1974 sonrası, Denktaş ve Klerides tarafından imzalanan Viyana anlaşmasına değinen Hristofyas, “Örneğin benim köyüm Dikomo’ya (Dikmen), Baf ilçesinden, Kıbrıs Türkleri yerleşti ve mülklerimizi kullanıyorlar.
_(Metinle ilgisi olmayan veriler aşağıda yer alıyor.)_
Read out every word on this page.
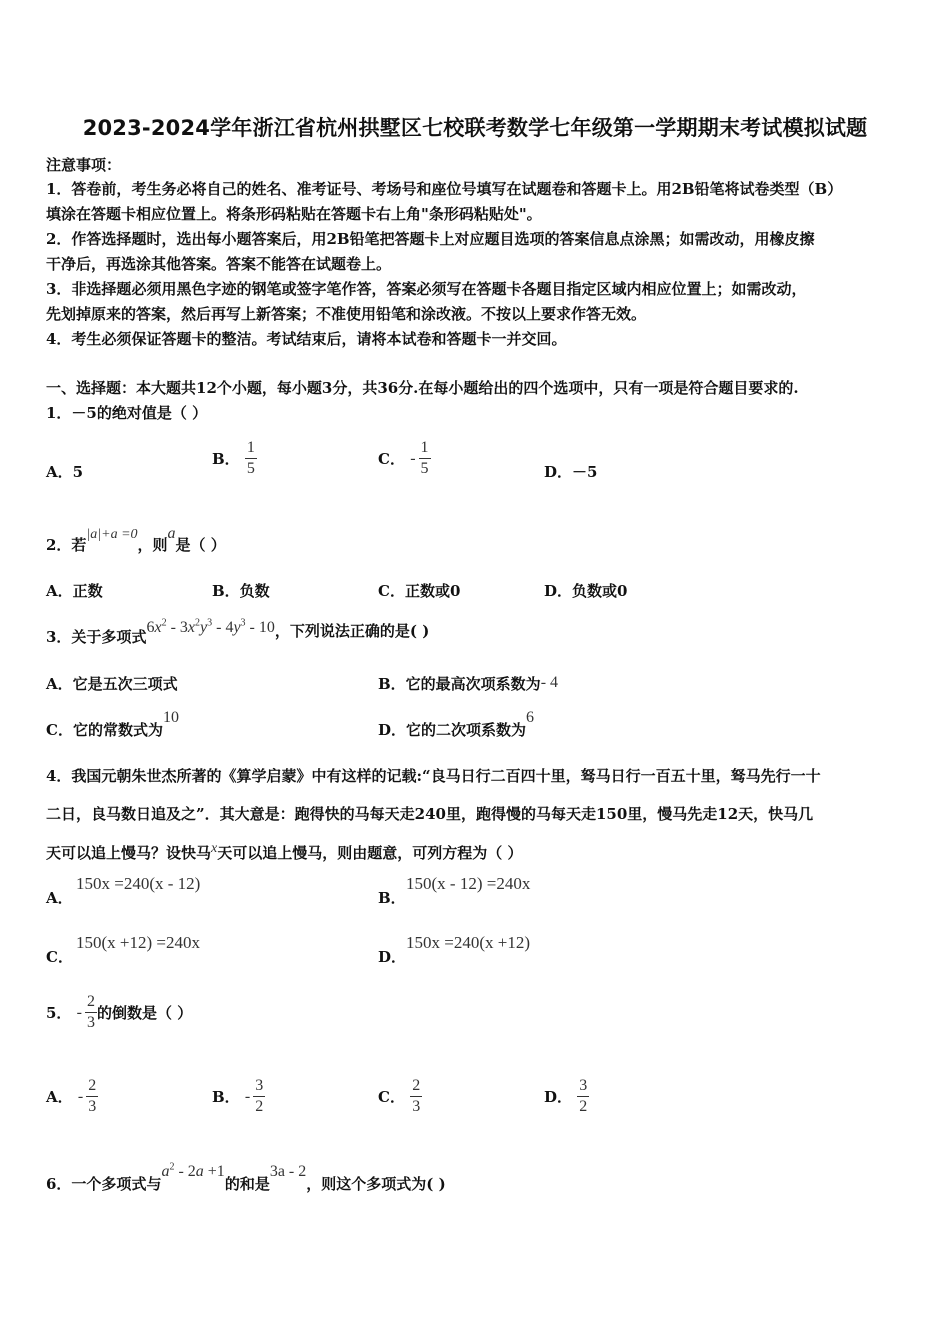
2023-2024学年浙江省杭州拱墅区七校联考数学七年级第一学期期末考试模拟试题
注意事项：
1．答卷前，考生务必将自己的姓名、准考证号、考场号和座位号填写在试题卷和答题卡上。用2B铅笔将试卷类型（B）
填涂在答题卡相应位置上。将条形码粘贴在答题卡右上角"条形码粘贴处"。
2．作答选择题时，选出每小题答案后，用2B铅笔把答题卡上对应题目选项的答案信息点涂黑；如需改动，用橡皮擦
干净后，再选涂其他答案。答案不能答在试题卷上。
3．非选择题必须用黑色字迹的钢笔或签字笔作答，答案必须写在答题卡各题目指定区域内相应位置上；如需改动，
先划掉原来的答案，然后再写上新答案；不准使用铅笔和涂改液。不按以上要求作答无效。
4．考生必须保证答题卡的整洁。考试结束后，请将本试卷和答题卡一并交回。
一、选择题：本大题共12个小题，每小题3分，共36分.在每小题给出的四个选项中，只有一项是符合题目要求的.
1．－5的绝对值是（ ）
A．5
B． $\frac{1}{5}$	C． - $\frac{1}{5}$	D．－5
2．若|a|+a =0，则a是（ ）
A．正数	B．负数	C．正数或0	D．负数或0
3．关于多项式$6x^2 - 3x^2y^3 - 4y^3 - 10$，下列说法正确的是( )
A．它是五次三项式	B．它的最高次项系数为- 4
C．它的常数式为10
D．它的二次项系数为6
4．我国元朝朱世杰所著的《算学启蒙》中有这样的记载:“良马日行二百四十里，驽马日行一百五十里，驽马先行一十
二日，良马数日追及之”．其大意是：跑得快的马每天走240里，跑得慢的马每天走150里，慢马先走12天，快马几
天可以追上慢马？设快马x天可以追上慢马，则由题意，可列方程为（ ）
A．
150x =240(x - 12)
B．
150(x - 12) =240x
C．
150(x +12) =240x
D．
150x =240(x +12)
5． - $\frac{2}{3}$ 的倒数是（ ）
A． - $\frac{2}{3}$	B． - $\frac{3}{2}$	C． $\frac{2}{3}$	D． $\frac{3}{2}$
6．一个多项式与$a^2 - 2a +1$的和是3a - 2，则这个多项式为( )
Ancak bizler de Baflı Kıbrıslı Türkler’in mülklerini kullanıyoruz” sözleri ile Rumlar tarafından açılan mülk davalarının ne kadar mesnetsiz olduğunu gözler önüne serdi.
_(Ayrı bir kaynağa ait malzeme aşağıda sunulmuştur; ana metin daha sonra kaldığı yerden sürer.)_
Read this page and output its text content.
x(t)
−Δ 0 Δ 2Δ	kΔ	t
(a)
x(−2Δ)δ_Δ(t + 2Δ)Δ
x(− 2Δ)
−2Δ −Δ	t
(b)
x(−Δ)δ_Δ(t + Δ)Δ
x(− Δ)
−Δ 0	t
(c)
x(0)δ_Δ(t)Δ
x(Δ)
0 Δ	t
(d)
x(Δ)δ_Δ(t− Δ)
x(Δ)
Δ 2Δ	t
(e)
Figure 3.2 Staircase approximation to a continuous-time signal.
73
Durumun düzelip, Kıbrıs sorunu çözüldüğü vakit, yeni kurulacak “Birleşik Kıbrıs Cumhuriyeti”nin Kıbrıslı Türklere mülklerini geri vermeye hazır olma politikasını desteklediğinden bahsederek, daha görüşülmesine başlanmamış yeni Annan planındaki “Mülkler” bölümüne atıf yapıp, plandaki mülk konusu hakkında neler düşündüklerini ve ne yapmak istediklerini ortaya koydu.
Kafalarındaki yeni planın ana hatları şimdiden belli.
Çoğunluk olan Rumların idaresinde, Kıbrıs’lı Türklere sadece azınlık haklarının tanındığı, hükümet yapısında ve memur sayısında Rumların etkin olduğu ve tüm ada üzerinde kayıtsız şartsız hakimiyeti olan bir “Birleşik Kıbrıs Cumhuriyeti” veya diğer bir tanımlama ile adı “Birleşik Kıbrıs Cumhuriyeti” olan ama kendisi fiiliyatta “Kıbrıs Helen Cumhuriyeti” olan yeni bir devlet.